It seems like quite frequently on Cupcake Wars I see someone attempt an "Elvis" cupcake. This usually consists of a peanut butter frosting on a banana cake or some version of the two. Not being a huge Elvis buff, I was not aware of the connection until I heard it explained. Apparently Elvis is known for his peanut butter banana sandwiches. Once you try the combination, especially in a dessert, it's hard to see why it isn't more common.
I decided to try a spin on a healthier cupcake, more of a muffin consistency. I was looking for something to serve at a 5K. I wanted something that would taste good, but be somewhat healthier and give the runner some extra protein. I looked around online and finally found an amazing sounding banana bread. I found it through Pinterest and it is from the Cooking Light magazine. It was different than other banana bread recipes as it was a peanut butter banana bread with a peanut butter drizzle. It sounded delicious! With ground flaxseed, chopped peanuts, AND peanut butter the muffin has a rich nutty taste. Pair that with the banana flavor, and you have a tasty muffin!

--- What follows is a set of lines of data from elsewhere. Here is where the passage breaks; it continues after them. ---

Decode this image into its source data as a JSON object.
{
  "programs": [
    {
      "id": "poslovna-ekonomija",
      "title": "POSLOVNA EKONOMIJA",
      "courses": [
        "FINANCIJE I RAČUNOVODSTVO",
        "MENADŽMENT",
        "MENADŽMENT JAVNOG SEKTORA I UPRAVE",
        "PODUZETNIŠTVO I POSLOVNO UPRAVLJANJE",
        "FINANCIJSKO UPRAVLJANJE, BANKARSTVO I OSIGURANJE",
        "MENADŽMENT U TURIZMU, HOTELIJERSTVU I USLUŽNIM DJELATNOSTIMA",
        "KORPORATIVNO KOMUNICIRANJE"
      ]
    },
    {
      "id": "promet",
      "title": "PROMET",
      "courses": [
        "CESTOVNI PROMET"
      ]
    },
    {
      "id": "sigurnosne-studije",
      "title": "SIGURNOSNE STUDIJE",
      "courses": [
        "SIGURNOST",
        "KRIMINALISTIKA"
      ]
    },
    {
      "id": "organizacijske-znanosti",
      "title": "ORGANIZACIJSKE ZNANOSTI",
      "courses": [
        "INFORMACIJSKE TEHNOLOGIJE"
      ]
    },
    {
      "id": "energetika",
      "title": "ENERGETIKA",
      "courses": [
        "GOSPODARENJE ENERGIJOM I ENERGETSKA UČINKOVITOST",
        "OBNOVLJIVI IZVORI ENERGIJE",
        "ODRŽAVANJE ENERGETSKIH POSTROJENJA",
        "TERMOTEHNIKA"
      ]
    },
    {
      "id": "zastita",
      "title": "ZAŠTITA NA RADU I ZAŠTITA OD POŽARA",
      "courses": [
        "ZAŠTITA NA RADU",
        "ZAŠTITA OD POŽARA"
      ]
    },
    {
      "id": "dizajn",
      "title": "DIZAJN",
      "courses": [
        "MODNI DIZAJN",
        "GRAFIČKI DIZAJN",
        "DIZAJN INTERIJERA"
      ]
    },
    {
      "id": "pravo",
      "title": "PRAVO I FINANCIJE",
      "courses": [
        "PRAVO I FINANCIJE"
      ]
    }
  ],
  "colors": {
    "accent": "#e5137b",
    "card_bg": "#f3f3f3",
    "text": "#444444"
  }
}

I also added a light amount of the peanut butter drizzle to the top of the muffin. This drizzle is very sweet, and so I figured just a little taste of sweet would elevate the muffins. Once I tried this simple peanut butter drizzle, though, I knew it would be perfect in a larger quantity for a regular cupcake! My husband and I both kept tasting the drizzle, it tastes like melted peanut butter fudge. I would definitely plan on making extra drizzle. If you are like me, I'm sure you will find some use for it. Even if it's just to lick the spoon!
Along with the flaxseed protein source, the muffins are made healthier by using fat free yogurt and low fat milk. I also just used a very small amount of the sweet drizzle on the muffins.
My only concern when I started the recipe was if the recipe would translate as a muffin, rather than a loaf of bread. I decided to go ahead and experiment since I had a few days before the race. I had just received my new upright mixer, so I was looking for an excuse to bake anyway!
In the end, I think it turned out pretty well. I had to adjust the baking time and try to determine how much they would rise, to figure out how full to fill the liners. I might tweak a couple things, but all in all I think they turned out well for a first attempt. I think they are a treat fitting for the King. :)
Elvis Muffin Ingredients (yields 18 muffins):
- 1 1/2 cups mashed ripe banana
- 1/3 cup plain fat-free yogurt
- 1/3 cup creamy peanut butter
- 3 tablespoons butter, melted
- 2 large eggs
- 1/2 cup granulated sugar
- 1/2 cup packed brown sugar
- 6.75 ounces all-purpose flour (about 1 1/2 cups)
- 1/4 cup ground flaxseed
- 3/4 teaspoon baking soda
- 1/2 teaspoon salt
- 1/2 teaspoon ground cinnamon
- 1/8 teaspoon ground allspice
- 2 tablespoons chopped dry-roasted peanuts
Peanut Butter Glaze Ingredients:
- 1/3 cup powdered sugar
- 1 tablespoon 1% low-fat milk
- 1 tablespoon creamy peanut butter
- Preheat oven to 350F
- Line muffin tin with 18 cupcake liners.
- Beat the bananas, yogurt, peanut butter, butter, and eggs at medium speed until combined.
- Add granulated and brown sugars and beat again until blended.
- In a separate bowl, whisk together the flour, flaxseed, baking soda, salt, cinnamon, and allspice. I didn't have any allspice but found a trick online to create some with more common spices. I combined equal parts cinnamon, nutmeg, and cloves to create the spice.
- Fill cupcake liners with muffin batter, filling about 3/4 full.
- Bake muffins until top is golden and toothpick comes out clean. Oven temperatures can vary, but mine were finished at around 24 minutes. I would start checking around 20 minutes.
- Cool completely.
- While cooling, create the peanut butter glaze by whisking together the powdered sugar, milk, and peanut butter.
- Once muffins are cooled, drizzle glaze over the top.